Meski demikian, kalangan pemilih partai Islam juga menjadi kuda hitam di wilayah ini. Terbukti dalam Pemilu 1951, yang menggunakan sistem perwakilan/tidak langsung, justru Masyumi yang berjaya.
Banyak kalangan organisasi Islam laki-laki dan perempuan modernis Islam bergabung ke Masyumi saat itu. Bahkan, Kauman berhasil meloloskan satu-satunya perempuan tokoh Aisiyah Siti Zaenab Damiri yang menjadi satu-satunya perempuan anggota parlemen hasil pemilu 1951 dari 40 anggota DPR DIY.
Hal ini menunjukkan pemilih berbasis massa Islam juga memiliki pijakan kuat di Yogyakarta pada saat itu. Hal ini juga terus berlangsung hingga saat ini di mana partai Islam modernis seperti PAN senantiasa beroleh suara signifikan dalam pemilu era reformasi selain dominasi PDI Perjuangan.
Baca juga : Wilayah Loyal dan Tarian Dinamis Pantura
Pemilih pragmatis
Affan Gafar dalam buku Javanese Voters (1992) pernah menyimpulkan bagaimana perubahan-perubahan sosial yang terjadi dalam pola memilih pemimpin dalam masyarakat Yogyakarta.

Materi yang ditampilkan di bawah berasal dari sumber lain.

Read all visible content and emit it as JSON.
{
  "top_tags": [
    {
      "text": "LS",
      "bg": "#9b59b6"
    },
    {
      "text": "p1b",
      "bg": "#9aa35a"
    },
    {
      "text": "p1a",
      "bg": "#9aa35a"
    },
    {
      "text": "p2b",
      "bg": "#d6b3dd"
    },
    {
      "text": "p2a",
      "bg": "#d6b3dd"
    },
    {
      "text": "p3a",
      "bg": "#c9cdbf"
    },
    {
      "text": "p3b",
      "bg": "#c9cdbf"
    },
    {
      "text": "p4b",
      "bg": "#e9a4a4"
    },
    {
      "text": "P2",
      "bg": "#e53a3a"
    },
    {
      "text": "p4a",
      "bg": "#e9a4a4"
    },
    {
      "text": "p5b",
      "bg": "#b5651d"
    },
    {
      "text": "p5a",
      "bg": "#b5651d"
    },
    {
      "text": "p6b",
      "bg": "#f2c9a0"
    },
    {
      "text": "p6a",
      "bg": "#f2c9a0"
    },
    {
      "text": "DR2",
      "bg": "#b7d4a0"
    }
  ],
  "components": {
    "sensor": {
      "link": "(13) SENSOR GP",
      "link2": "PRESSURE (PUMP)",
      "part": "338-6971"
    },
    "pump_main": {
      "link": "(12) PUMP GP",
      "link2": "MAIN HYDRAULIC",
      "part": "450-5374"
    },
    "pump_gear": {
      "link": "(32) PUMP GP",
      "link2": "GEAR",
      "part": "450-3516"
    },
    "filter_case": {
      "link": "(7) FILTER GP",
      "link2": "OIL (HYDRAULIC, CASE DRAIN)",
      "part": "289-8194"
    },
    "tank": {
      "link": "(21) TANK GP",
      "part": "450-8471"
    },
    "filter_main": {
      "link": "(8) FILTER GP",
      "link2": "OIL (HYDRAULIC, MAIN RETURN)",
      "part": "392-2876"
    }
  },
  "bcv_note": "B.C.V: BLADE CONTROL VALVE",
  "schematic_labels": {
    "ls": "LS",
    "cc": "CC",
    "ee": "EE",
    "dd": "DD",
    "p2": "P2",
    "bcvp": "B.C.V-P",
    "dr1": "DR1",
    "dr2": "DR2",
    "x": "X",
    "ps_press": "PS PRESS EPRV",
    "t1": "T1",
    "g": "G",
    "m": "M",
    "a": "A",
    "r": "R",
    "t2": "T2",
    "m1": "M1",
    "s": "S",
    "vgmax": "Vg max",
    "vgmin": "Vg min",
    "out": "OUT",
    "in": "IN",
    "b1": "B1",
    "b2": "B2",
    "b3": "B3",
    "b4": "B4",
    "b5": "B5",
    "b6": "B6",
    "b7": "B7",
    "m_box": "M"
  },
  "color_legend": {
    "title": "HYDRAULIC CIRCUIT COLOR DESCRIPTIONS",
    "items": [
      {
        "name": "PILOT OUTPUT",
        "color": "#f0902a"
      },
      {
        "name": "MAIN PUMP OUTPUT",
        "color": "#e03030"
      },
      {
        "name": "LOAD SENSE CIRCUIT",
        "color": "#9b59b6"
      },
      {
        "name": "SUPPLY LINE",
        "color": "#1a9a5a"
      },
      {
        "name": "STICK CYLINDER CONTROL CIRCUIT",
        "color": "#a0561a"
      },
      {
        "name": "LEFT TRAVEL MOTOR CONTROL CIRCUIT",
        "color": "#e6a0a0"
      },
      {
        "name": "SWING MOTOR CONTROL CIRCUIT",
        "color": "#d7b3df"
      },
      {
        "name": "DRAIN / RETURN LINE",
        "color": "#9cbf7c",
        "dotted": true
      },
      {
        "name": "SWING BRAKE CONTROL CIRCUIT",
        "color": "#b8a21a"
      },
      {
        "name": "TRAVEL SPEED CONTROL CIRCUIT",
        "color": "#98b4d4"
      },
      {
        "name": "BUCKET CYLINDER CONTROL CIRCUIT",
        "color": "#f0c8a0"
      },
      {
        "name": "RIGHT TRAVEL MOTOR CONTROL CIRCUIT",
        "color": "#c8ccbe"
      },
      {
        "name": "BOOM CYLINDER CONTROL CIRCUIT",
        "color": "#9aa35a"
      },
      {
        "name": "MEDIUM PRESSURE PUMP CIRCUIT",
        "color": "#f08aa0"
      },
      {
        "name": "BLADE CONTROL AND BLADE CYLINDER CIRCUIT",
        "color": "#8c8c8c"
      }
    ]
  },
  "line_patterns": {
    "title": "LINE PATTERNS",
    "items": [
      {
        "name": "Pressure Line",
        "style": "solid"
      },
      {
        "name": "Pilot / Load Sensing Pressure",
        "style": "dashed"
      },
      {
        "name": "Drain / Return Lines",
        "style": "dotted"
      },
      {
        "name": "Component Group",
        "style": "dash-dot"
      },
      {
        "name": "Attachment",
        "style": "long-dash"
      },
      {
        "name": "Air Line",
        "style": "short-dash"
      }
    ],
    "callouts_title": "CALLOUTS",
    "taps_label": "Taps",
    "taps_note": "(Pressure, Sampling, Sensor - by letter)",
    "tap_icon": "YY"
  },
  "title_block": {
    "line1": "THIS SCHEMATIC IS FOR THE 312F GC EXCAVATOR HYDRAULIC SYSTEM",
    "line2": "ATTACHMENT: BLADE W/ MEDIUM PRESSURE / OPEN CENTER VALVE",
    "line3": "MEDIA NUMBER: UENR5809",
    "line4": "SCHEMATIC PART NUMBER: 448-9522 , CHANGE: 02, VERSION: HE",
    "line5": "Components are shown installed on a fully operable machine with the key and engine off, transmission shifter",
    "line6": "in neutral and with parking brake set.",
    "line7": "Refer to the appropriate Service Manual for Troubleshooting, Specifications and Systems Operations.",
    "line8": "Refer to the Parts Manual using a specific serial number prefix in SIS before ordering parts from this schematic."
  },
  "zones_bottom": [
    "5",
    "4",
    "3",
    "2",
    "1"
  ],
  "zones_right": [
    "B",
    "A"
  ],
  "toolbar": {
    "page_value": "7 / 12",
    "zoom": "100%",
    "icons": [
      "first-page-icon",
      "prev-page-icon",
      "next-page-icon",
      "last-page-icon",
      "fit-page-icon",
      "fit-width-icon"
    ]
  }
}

Di tingkat desa, sistem pemilihan kepala desa yang sebelumnya terisolasi dalam ”satu kesatuan” masyarakat desa menjadi komunitas yang sangat terpolitisisasi di era Demokrasi Terpimpin, kemudian berubah lagi menjadi komunitas yang sangat dipengaruhi birokrasi di era Orde Baru.
Dalam berbagai perubahan itu, desa-desa di Yogyakarta terbukti ”kukuh” bersifat unik karena pemerintahan Daerah Istimewa Yogyakarta (DIY) masih berkomitmen pada penerapan nilai demokrasi di perpolitikan desa. Hal ini terutama pada daerah yang masih menerapkan pemilihan kepala desa (bukan lurah hasil penunjukan).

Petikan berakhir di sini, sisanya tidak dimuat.